Lionheart
Just what does & suggest by possibility? I understand that & means ‘and’, but amp has wondering.
Where 3 5 & offers 1
The bits in each place in the 1st quantity (chr) must match bits in each place within the second quantity. Right right right Here just the people in red.
One other place either have actually 0 and 0 equals 0 or 1 and 0 equals 0. Nevertheless the final place has 1 and 1 equals 1.
Lionheart
Do you need more explanation – or can you simply instead skip it.
Did you encounter this in just one of ACES guages and wished to understand how it worked?
Come on you have to have counted in binary as a young child
Zero one ten eleven a hundred a hundred plus one a hundred and ten a hundred and eleven.
I would ike to explain or even you.
No No make him stop. We’ll talk, We’ll talk
FelixFFDS
Ron – i might have understood just exactly what the AND operator designed – a time that is long – in university.
Therefore with your instance, 3,5 OR gives me personally “6”?
N4gix
Hey guys, exactly what does & suggest by opportunity? I am aware that & means ‘and’, but amp has wondering. Many thanks,
While Ron is “technically correct, ” i am let’s assume that you merely wished to understand the following:
& is only the way that is”full of composing the “&” sign.
. Exactly like >: could be the way that is”full of composing “”.
(Hint: the sign is named an “ampersand” or “amp” for short! )
In FS XML syntax, it really is utilized such as this:
&& is the identical as && is equivalent to and
I simply explained this in another post of an ago week.
You did XOR – exclusive OR
You compare the bits vertically – within my examples
The picture is got by you.
A 1 OR 0 is 1 A 0 OR 1 is 1 A 1 OR 1 is 1 A 0 OR 0 is 0
A 1 OR 0 is 1 A 0 OR 1 is 1 A 1 OR 1 is 0
N4gix
+ (binary operator): adds the very last two stack entries – (binary operator): subtracts the very last two stack entries * (binary operator): multiplies the past two stack entries / (binary operator): divides the past two stack entries percent (binary operator): rest divides the final two stack entries /-/ (unary operator): reverses sign of final stack entry — (unary operator): decrements last stack entry ++ (unary operator): increments stack entry that is last
(binary operator): ”” offers 1 if last stack entry is higher than forelast stack entry (binary operator): ” >=; (binary operator): ”=” provides 1 if last stack entry is more than or add up to forelast stack entry <=; (binary operator): ” == (binary operator): offers 1 if both final final stack entries are equal && (binary operator): ”&&” rational AND, if both last stack entries are 1 offers 1 otherwise 0 || (binary operator): logical OR, if one of this final stack entries is 1 outcome is 1 otherwise 0! (unary operator): rational never, delete beetalk account toggles last stack entry from 1 to 0 or 0 to at least one? (ternary operator): ”short if-statement”, in the event that final entry is 1, the forelast entry is employed, else the fore-forelast ( or perhaps the other way round.
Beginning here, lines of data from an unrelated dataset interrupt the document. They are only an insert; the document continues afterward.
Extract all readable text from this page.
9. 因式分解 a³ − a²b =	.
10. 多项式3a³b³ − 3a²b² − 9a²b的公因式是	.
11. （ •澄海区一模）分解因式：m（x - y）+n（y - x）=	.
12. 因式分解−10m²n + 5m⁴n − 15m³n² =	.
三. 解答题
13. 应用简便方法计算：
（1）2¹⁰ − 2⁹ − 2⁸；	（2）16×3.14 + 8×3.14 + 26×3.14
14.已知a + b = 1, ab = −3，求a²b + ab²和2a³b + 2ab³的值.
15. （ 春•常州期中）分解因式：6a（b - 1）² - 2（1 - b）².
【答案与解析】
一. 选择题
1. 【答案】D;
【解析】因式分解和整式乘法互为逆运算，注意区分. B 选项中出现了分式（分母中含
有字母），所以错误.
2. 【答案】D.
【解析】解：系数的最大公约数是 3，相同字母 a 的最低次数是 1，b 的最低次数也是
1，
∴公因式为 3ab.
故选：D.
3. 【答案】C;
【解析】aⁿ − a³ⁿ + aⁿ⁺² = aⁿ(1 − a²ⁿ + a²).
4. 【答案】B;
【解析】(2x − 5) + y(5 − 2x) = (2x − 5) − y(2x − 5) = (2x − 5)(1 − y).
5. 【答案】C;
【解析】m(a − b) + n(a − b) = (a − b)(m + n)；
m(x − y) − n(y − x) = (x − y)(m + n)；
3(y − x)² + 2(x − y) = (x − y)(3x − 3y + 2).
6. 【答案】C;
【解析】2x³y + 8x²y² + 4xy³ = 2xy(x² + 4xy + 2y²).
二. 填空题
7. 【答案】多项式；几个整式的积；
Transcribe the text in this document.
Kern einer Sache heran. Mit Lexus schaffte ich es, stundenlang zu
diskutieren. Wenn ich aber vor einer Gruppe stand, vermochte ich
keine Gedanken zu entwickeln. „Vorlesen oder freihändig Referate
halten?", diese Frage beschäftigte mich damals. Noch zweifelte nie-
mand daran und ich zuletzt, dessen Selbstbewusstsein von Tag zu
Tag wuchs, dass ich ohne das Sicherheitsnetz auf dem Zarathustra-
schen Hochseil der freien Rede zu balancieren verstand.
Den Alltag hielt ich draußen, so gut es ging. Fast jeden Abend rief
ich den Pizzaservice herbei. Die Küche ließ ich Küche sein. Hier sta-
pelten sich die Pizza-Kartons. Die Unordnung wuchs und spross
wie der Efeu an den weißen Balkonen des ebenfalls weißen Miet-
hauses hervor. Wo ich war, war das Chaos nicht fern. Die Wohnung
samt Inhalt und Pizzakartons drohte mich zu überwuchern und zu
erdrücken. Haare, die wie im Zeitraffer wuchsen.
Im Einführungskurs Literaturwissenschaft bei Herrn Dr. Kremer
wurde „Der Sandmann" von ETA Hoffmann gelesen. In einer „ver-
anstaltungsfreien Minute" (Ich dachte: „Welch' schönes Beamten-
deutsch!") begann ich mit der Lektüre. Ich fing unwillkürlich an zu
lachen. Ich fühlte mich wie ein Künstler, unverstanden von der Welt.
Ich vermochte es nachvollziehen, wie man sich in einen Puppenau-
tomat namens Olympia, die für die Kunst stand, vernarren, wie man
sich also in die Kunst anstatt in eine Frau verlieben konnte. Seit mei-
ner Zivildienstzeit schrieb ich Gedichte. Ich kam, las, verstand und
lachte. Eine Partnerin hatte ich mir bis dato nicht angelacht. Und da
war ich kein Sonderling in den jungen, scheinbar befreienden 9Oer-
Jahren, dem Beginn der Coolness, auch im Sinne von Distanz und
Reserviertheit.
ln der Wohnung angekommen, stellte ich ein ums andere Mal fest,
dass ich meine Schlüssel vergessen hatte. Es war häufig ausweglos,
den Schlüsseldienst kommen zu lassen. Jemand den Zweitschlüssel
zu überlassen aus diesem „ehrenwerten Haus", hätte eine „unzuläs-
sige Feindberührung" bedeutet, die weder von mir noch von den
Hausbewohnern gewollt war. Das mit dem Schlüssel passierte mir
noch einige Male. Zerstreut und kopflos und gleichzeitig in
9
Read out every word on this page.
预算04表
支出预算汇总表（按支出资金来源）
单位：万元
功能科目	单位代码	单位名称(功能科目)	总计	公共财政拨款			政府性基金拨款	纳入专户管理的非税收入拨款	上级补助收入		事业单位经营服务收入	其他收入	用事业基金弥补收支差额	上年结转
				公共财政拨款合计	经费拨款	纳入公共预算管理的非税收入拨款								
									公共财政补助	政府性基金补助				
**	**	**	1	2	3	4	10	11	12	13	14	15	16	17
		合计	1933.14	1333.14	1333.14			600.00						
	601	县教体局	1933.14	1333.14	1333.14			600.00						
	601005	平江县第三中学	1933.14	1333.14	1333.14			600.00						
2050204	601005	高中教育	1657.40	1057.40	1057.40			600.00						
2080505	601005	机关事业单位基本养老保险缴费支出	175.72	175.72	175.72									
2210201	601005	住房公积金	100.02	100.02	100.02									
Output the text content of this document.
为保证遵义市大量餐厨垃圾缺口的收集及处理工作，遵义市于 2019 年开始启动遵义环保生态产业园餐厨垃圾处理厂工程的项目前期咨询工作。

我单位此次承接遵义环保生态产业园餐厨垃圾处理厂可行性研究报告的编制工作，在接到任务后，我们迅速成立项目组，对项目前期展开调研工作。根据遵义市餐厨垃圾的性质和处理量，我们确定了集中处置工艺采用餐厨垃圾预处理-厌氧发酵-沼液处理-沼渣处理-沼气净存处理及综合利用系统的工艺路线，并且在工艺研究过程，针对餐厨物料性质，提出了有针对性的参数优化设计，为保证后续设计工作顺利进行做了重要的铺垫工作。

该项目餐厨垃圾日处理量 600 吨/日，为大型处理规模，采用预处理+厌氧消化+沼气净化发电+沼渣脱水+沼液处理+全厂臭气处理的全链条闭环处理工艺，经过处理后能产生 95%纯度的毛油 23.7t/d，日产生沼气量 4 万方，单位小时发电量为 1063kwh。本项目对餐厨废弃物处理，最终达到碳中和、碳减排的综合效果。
Test it, notice it)
& (binary operator): ”&” bitwise AND | (binary operator): bitwise OR
(unary operator): bitwise NOT, toggles all bits (binary operator): ” (binary operator): ”” change bits of forelast stack entry by final stack actions off to the right
D: duplicates final stack entry r: swaps final two stack entries s0, s1, s2.: shops final stack entry in storage for later use sp0, sp1, sp2.: (presumably) equivalent as above l0, l1, l2.: lots value from storage space and places together with stack
(unary operator): provides next smallest integer dnor (unary operator): normalizes degrees (all values are ”wrapped around the group” to 0°-360°) rnor (unary operator): normalizes radians (all values are ”wrapped across the group” to 0-2p) (NOTE: does not work too dependable) dgrd (unary operator): converts levels to radians (also rddg available? ) pi: places p at the top of stack atg2 (binary operator): gives atan2 in radians (other trigonometric functions? Sin, cos, tg? Other functions? Sqrt, ln? ) maximum (binary operator): provides the greater of final two stack entries min (binary operator): provides the smaller of final two stack entries
Other people: if if final stack entry is 1, the rule in the brackets is performed (remember that there is absolutely no AREA between ”if” and ”<” but one after it and at least one SPACE before ”>”) if < . >els if final stack entry is 1, the rule in the brackets is performed, else the rule into the 2nd pair of brackets ( simply take also care to where SPACEs are permitted and where perhaps maybe not) stop actually leaves the execution straight away, final stack entry can be used for further purposes instance difficult to explain, consequently an illustration:
30 25 20 10 5 1 0 7 (A: Flaps handle index, quantity) situation
The figures 30 25 20 10 5 1 0 are pressed along the stack, 7 claims just how much entries, on the basis of the results of (A: Flaps handle index, quantity) ”case” extracts one of many seven numbers. If (A: Flaps handle index, quantity) is 0 – 0, 1-1, 2-5. 6-30.